The Drift hack isn't an isolated incident. According to TRM Labs, roughly $141 billion in stablecoin transactions in 2025 were linked to illicit activity — sanctions evasion, money laundering, protocol exploits. USDC and its peers are now so embedded in global crypto flows that they're effectively utilities. And utilities, when they fail to act during a crisis, tend to attract regulators.
The tension is structural. Centralized stablecoins like USDC were built with freeze capability precisely because regulators demanded accountability. That same capability is now being criticized as inadequate because it's constrained by legal process. The crypto community wants Circle to move at blockchain speed, but Circle is operating under the same legal framework as a bank — where minutes aren't a realistic timeline for legal authorization.
Call it the stablecoin paradox: controlled enough to satisfy regulators, not fast enough to stop a nine-figure hack in real time. The Drift exploit exposed that gap in about 48 hours. Now the question is who closes it — Circle, Congress, or nobody at all.

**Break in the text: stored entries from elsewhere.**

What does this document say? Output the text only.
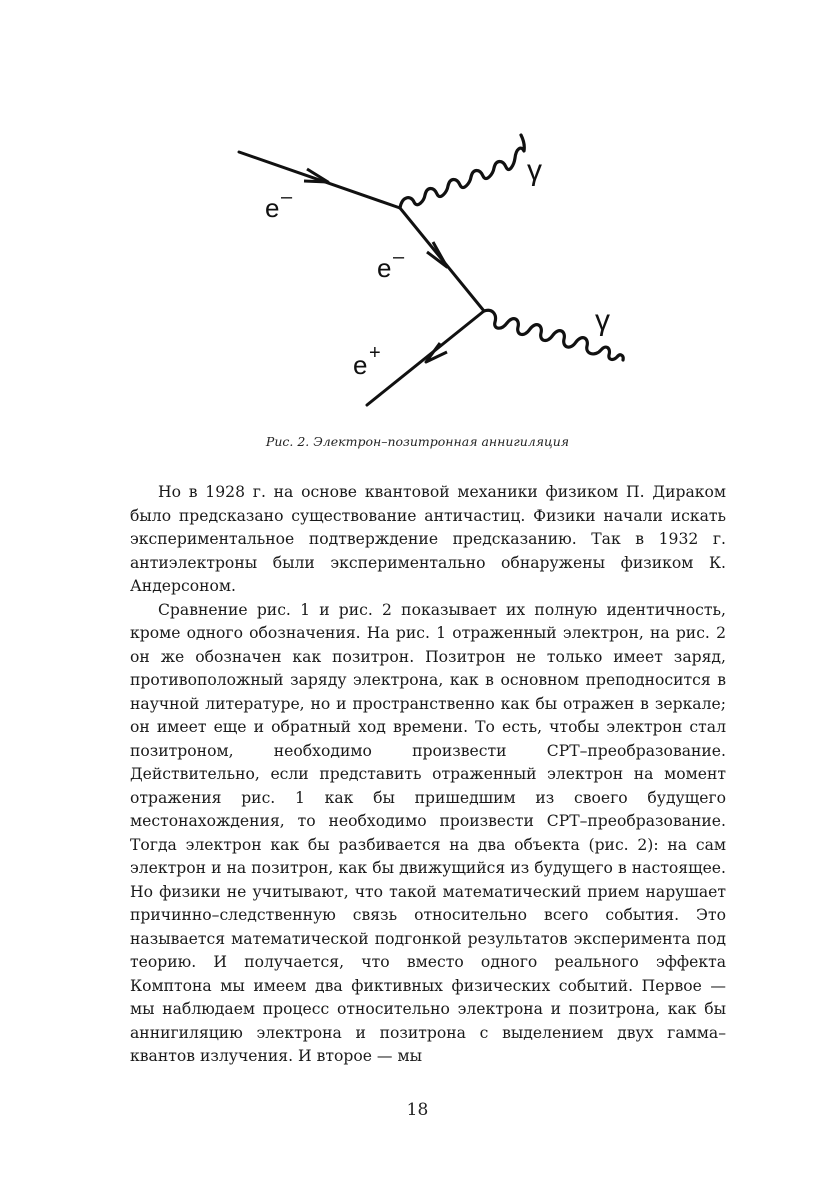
e –
e –
e +
γ
γ
Рис. 2. Электрон–позитронная аннигиляция

Но в 1928 г. на основе квантовой механики физиком П. Дираком было предсказано существование античастиц. Физики начали искать экспериментальное подтверждение предсказанию. Так в 1932 г. антиэлектроны были экспериментально обнаружены физиком К. Андерсоном.

Сравнение рис. 1 и рис. 2 показывает их полную идентичность, кроме одного обозначения. На рис. 1 отраженный электрон, на рис. 2 он же обозначен как позитрон. Позитрон не только имеет заряд, противоположный заряду электрона, как в основном преподносится в научной литературе, но и пространственно как бы отражен в зеркале; он имеет еще и обратный ход времени. То есть, чтобы электрон стал позитроном, необходимо произвести CPT–преобразование. Действительно, если представить отраженный электрон на момент отражения рис. 1 как бы пришедшим из своего будущего местонахождения, то необходимо произвести CPT–преобразование. Тогда электрон как бы разбивается на два объекта (рис. 2): на сам электрон и на позитрон, как бы движущийся из будущего в настоящее. Но физики не учитывают, что такой математический прием нарушает причинно–следственную связь относительно всего события. Это называется математической подгонкой результатов эксперимента под теорию. И получается, что вместо одного реального эффекта Комптона мы имеем два фиктивных физических событий. Первое — мы наблюдаем процесс относительно электрона и позитрона, как бы аннигиляцию электрона и позитрона с выделением двух гамма–квантов излучения. И второе — мы

18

Frequently Asked Questions
What was the Drift hack and how much was stolen?
The Drift Protocol exploit occurred in April 2026, with $285 million drained in total. Blockchain security firm PeckShield reported $71 million was taken directly in USDC. The attacker then converted remaining stolen assets to USDC and bridged $232 million from Solana to Ethereum using Circle's CCTP protocol.
Why didn't Circle freeze the USDC stolen in the Drift hack?
Circle states it only freezes assets when legally required — through court orders, law enforcement requests, or sanctions mandates. Acting unilaterally without formal authorization could expose Circle to liability, particularly since the exploit was categorized as a market and oracle manipulation, creating legal ambiguity around whether freezing was justified.
What is Circle's CCTP and how was it used in the exploit?
CCTP, or Cross-Chain Transfer Protocol, is Circle's official tool for bridging USDC between blockchains. The Drift attacker used CCTP to move approximately $232 million in stolen USDC from Solana to Ethereum, a cross-chain transfer that made recovery and freezing significantly more difficult for Circle and law enforcement.
Who was behind the Drift Protocol hack?
Blockchain security firms including TRM Labs identified North Korean state-linked hackers as the likely perpetrators behind the $285 million Drift exploit. North Korean hacking groups have been tied to several large-scale crypto heists in recent years, often targeting DeFi protocols with high total value locked.